A forthcoming publication in the Journal of Park and Recreation Administration catalogs his entire process of creating “a suite of web apps for a workflow they desired,” he explains, “from needs assessment to implementation to surveying the client.” RTCA can now simply use a web browser to access and manage a multi-user, editable database to track project data and progress, and the workflow Matney developed can be duplicated by other organizations looking for a similar solution.
This work demonstrates the utility of GIS for a wide range of applications. “You can dream big, have big ideas, and then implement these ideas with GIS in different areas,” Matney says. “GIS tools are inclusive tools that anyone can learn how to use.”
“GIS serves as a jumping off point to learn about different fields,” Matney continues. Over the course of his master’s and doctoral programs, he has gained expertise in areas as diverse as computer science and spatial statistics, which all “orbit around this center, which is GIS.”
He is also interested in the history and future of GIS, including machine learning, the use of geotagged data from social media to understand park use and the Internet of Things.
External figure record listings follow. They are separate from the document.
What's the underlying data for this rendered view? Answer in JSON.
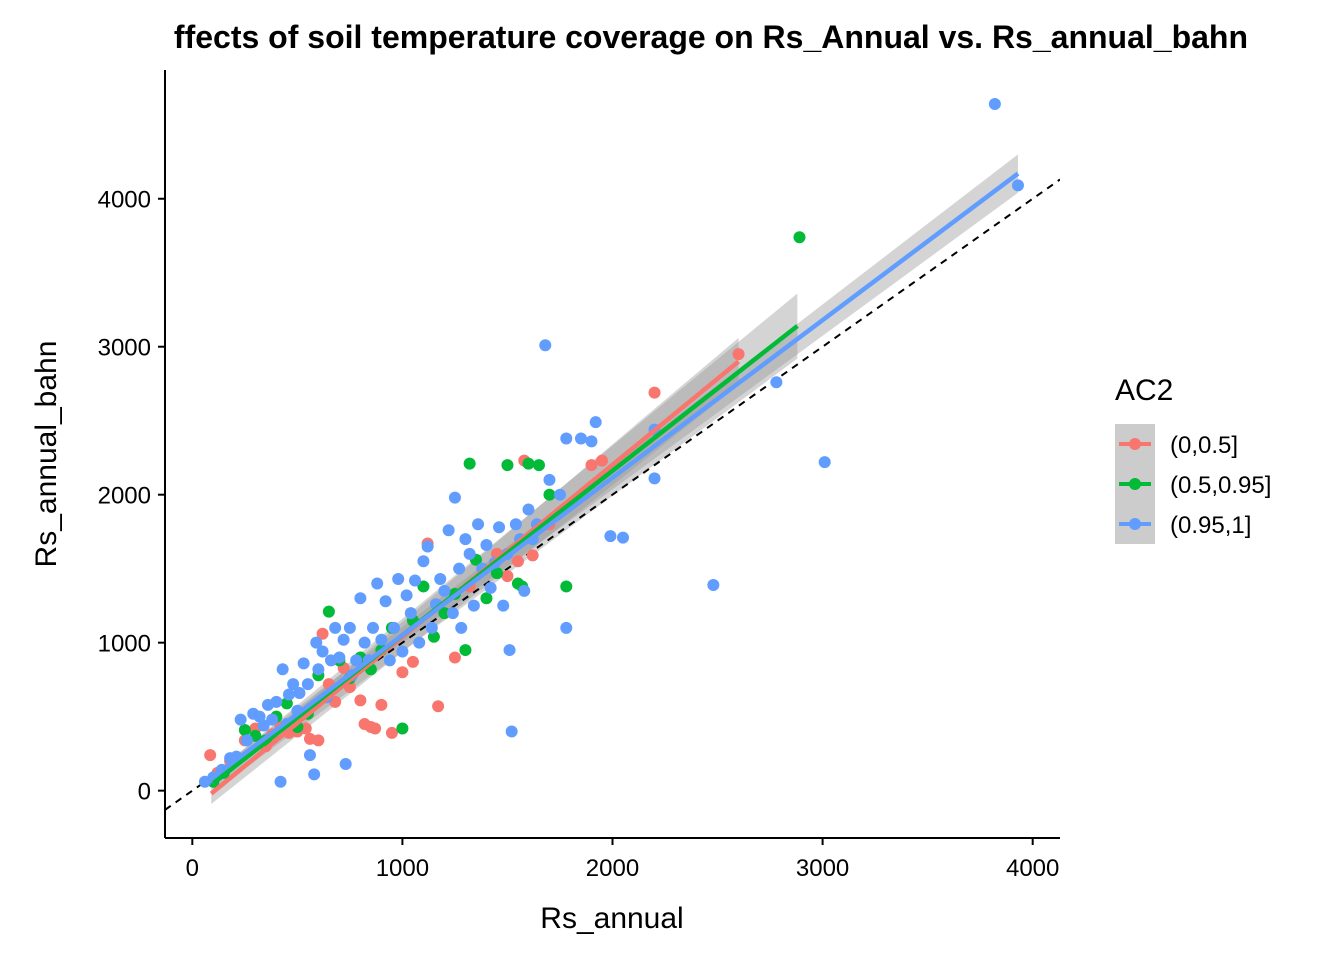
{
  "chart_data": {
    "type": "scatter",
    "title": "ffects of soil temperature coverage on Rs_Annual vs. Rs_annual_bahn",
    "xlabel": "Rs_annual",
    "ylabel": "Rs_annual_bahn",
    "xlim": [
      -130,
      4130
    ],
    "ylim": [
      -320,
      4870
    ],
    "xticks": [
      0,
      1000,
      2000,
      3000,
      4000
    ],
    "yticks": [
      0,
      1000,
      2000,
      3000,
      4000
    ],
    "grid": false,
    "legend": {
      "title": "AC2",
      "position": "right"
    },
    "reference_line": {
      "style": "dashed",
      "slope": 1,
      "intercept": 0,
      "color": "#000000"
    },
    "series": [
      {
        "name": "(0,0.5]",
        "color": "#F8766D",
        "fit": {
          "x": [
            90,
            2600
          ],
          "y": [
            -20,
            2900
          ],
          "ci_halfwidth": [
            70,
            160
          ]
        },
        "points": [
          [
            85,
            240
          ],
          [
            120,
            120
          ],
          [
            180,
            200
          ],
          [
            250,
            340
          ],
          [
            300,
            420
          ],
          [
            350,
            300
          ],
          [
            380,
            380
          ],
          [
            420,
            430
          ],
          [
            460,
            390
          ],
          [
            500,
            400
          ],
          [
            540,
            420
          ],
          [
            560,
            350
          ],
          [
            600,
            340
          ],
          [
            620,
            1060
          ],
          [
            650,
            720
          ],
          [
            680,
            600
          ],
          [
            720,
            830
          ],
          [
            750,
            700
          ],
          [
            800,
            610
          ],
          [
            820,
            450
          ],
          [
            850,
            430
          ],
          [
            870,
            420
          ],
          [
            900,
            580
          ],
          [
            950,
            390
          ],
          [
            1000,
            800
          ],
          [
            1050,
            870
          ],
          [
            1120,
            1670
          ],
          [
            1170,
            570
          ],
          [
            1250,
            900
          ],
          [
            1320,
            1380
          ],
          [
            1450,
            1600
          ],
          [
            1500,
            1450
          ],
          [
            1550,
            1550
          ],
          [
            1580,
            2230
          ],
          [
            1620,
            1590
          ],
          [
            1700,
            1800
          ],
          [
            1900,
            2200
          ],
          [
            1950,
            2230
          ],
          [
            2200,
            2690
          ],
          [
            2600,
            2950
          ]
        ]
      },
      {
        "name": "(0.5,0.95]",
        "color": "#00BA38",
        "fit": {
          "x": [
            100,
            2880
          ],
          "y": [
            50,
            3140
          ],
          "ci_halfwidth": [
            60,
            220
          ]
        },
        "points": [
          [
            100,
            60
          ],
          [
            150,
            120
          ],
          [
            250,
            410
          ],
          [
            300,
            370
          ],
          [
            350,
            340
          ],
          [
            400,
            500
          ],
          [
            450,
            590
          ],
          [
            500,
            430
          ],
          [
            550,
            520
          ],
          [
            600,
            780
          ],
          [
            650,
            1210
          ],
          [
            700,
            880
          ],
          [
            750,
            760
          ],
          [
            800,
            900
          ],
          [
            850,
            820
          ],
          [
            900,
            950
          ],
          [
            950,
            1100
          ],
          [
            1000,
            420
          ],
          [
            1050,
            1150
          ],
          [
            1100,
            1380
          ],
          [
            1150,
            1040
          ],
          [
            1200,
            1200
          ],
          [
            1250,
            1330
          ],
          [
            1300,
            950
          ],
          [
            1320,
            2210
          ],
          [
            1350,
            1560
          ],
          [
            1400,
            1300
          ],
          [
            1450,
            1470
          ],
          [
            1500,
            2200
          ],
          [
            1550,
            1400
          ],
          [
            1570,
            1380
          ],
          [
            1600,
            2210
          ],
          [
            1650,
            2200
          ],
          [
            1700,
            2000
          ],
          [
            1780,
            1380
          ],
          [
            2890,
            3740
          ]
        ]
      },
      {
        "name": "(0.95,1]",
        "color": "#619CFF",
        "fit": {
          "x": [
            60,
            3930
          ],
          "y": [
            50,
            4170
          ],
          "ci_halfwidth": [
            30,
            130
          ]
        },
        "points": [
          [
            60,
            60
          ],
          [
            100,
            90
          ],
          [
            140,
            140
          ],
          [
            180,
            220
          ],
          [
            210,
            230
          ],
          [
            230,
            480
          ],
          [
            260,
            340
          ],
          [
            290,
            520
          ],
          [
            320,
            500
          ],
          [
            340,
            440
          ],
          [
            360,
            580
          ],
          [
            380,
            480
          ],
          [
            400,
            600
          ],
          [
            420,
            60
          ],
          [
            430,
            820
          ],
          [
            450,
            450
          ],
          [
            460,
            650
          ],
          [
            480,
            720
          ],
          [
            500,
            540
          ],
          [
            510,
            660
          ],
          [
            530,
            860
          ],
          [
            550,
            720
          ],
          [
            560,
            240
          ],
          [
            580,
            110
          ],
          [
            590,
            1000
          ],
          [
            600,
            820
          ],
          [
            620,
            940
          ],
          [
            640,
            630
          ],
          [
            660,
            880
          ],
          [
            680,
            1100
          ],
          [
            700,
            900
          ],
          [
            720,
            1020
          ],
          [
            730,
            180
          ],
          [
            750,
            1100
          ],
          [
            760,
            780
          ],
          [
            780,
            880
          ],
          [
            800,
            1300
          ],
          [
            820,
            1000
          ],
          [
            840,
            880
          ],
          [
            860,
            1100
          ],
          [
            880,
            1400
          ],
          [
            900,
            1020
          ],
          [
            920,
            1280
          ],
          [
            940,
            880
          ],
          [
            960,
            1100
          ],
          [
            980,
            1430
          ],
          [
            1000,
            940
          ],
          [
            1020,
            1320
          ],
          [
            1040,
            1200
          ],
          [
            1060,
            1420
          ],
          [
            1080,
            1000
          ],
          [
            1100,
            1550
          ],
          [
            1120,
            1650
          ],
          [
            1140,
            1100
          ],
          [
            1160,
            1260
          ],
          [
            1180,
            1430
          ],
          [
            1200,
            1350
          ],
          [
            1220,
            1760
          ],
          [
            1240,
            1200
          ],
          [
            1250,
            1980
          ],
          [
            1270,
            1500
          ],
          [
            1280,
            1100
          ],
          [
            1300,
            1700
          ],
          [
            1320,
            1600
          ],
          [
            1340,
            1250
          ],
          [
            1360,
            1800
          ],
          [
            1380,
            1500
          ],
          [
            1400,
            1660
          ],
          [
            1420,
            1370
          ],
          [
            1440,
            1540
          ],
          [
            1460,
            1780
          ],
          [
            1480,
            1250
          ],
          [
            1500,
            1600
          ],
          [
            1510,
            950
          ],
          [
            1520,
            400
          ],
          [
            1540,
            1800
          ],
          [
            1560,
            1700
          ],
          [
            1580,
            1350
          ],
          [
            1600,
            1900
          ],
          [
            1620,
            1700
          ],
          [
            1640,
            1800
          ],
          [
            1680,
            3010
          ],
          [
            1700,
            2100
          ],
          [
            1750,
            2000
          ],
          [
            1780,
            1100
          ],
          [
            1780,
            2380
          ],
          [
            1850,
            2380
          ],
          [
            1900,
            2360
          ],
          [
            1920,
            2490
          ],
          [
            1990,
            1720
          ],
          [
            2050,
            1710
          ],
          [
            2200,
            2440
          ],
          [
            2200,
            2110
          ],
          [
            2480,
            1390
          ],
          [
            2780,
            2760
          ],
          [
            3010,
            2220
          ],
          [
            3820,
            4640
          ],
          [
            3930,
            4090
          ]
        ]
      }
    ]
  }
}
He predicts that applications in this area will play a large role in the future of GIS. “Spatial intelligence is more intuitive to younger people,” he says. “Everything on a phone is geolocated. Young people use this technology every day.”
As Matney pursues a career in university teaching, innumerable more young people will likely be inspired to learn GIS from his instruction. At NC State, a large number already have.
Matney’s doctoral advisory committee is co-chaired at the Center for Geospatial Analytics by Stacy Supak and faculty fellow Stacy Nelson.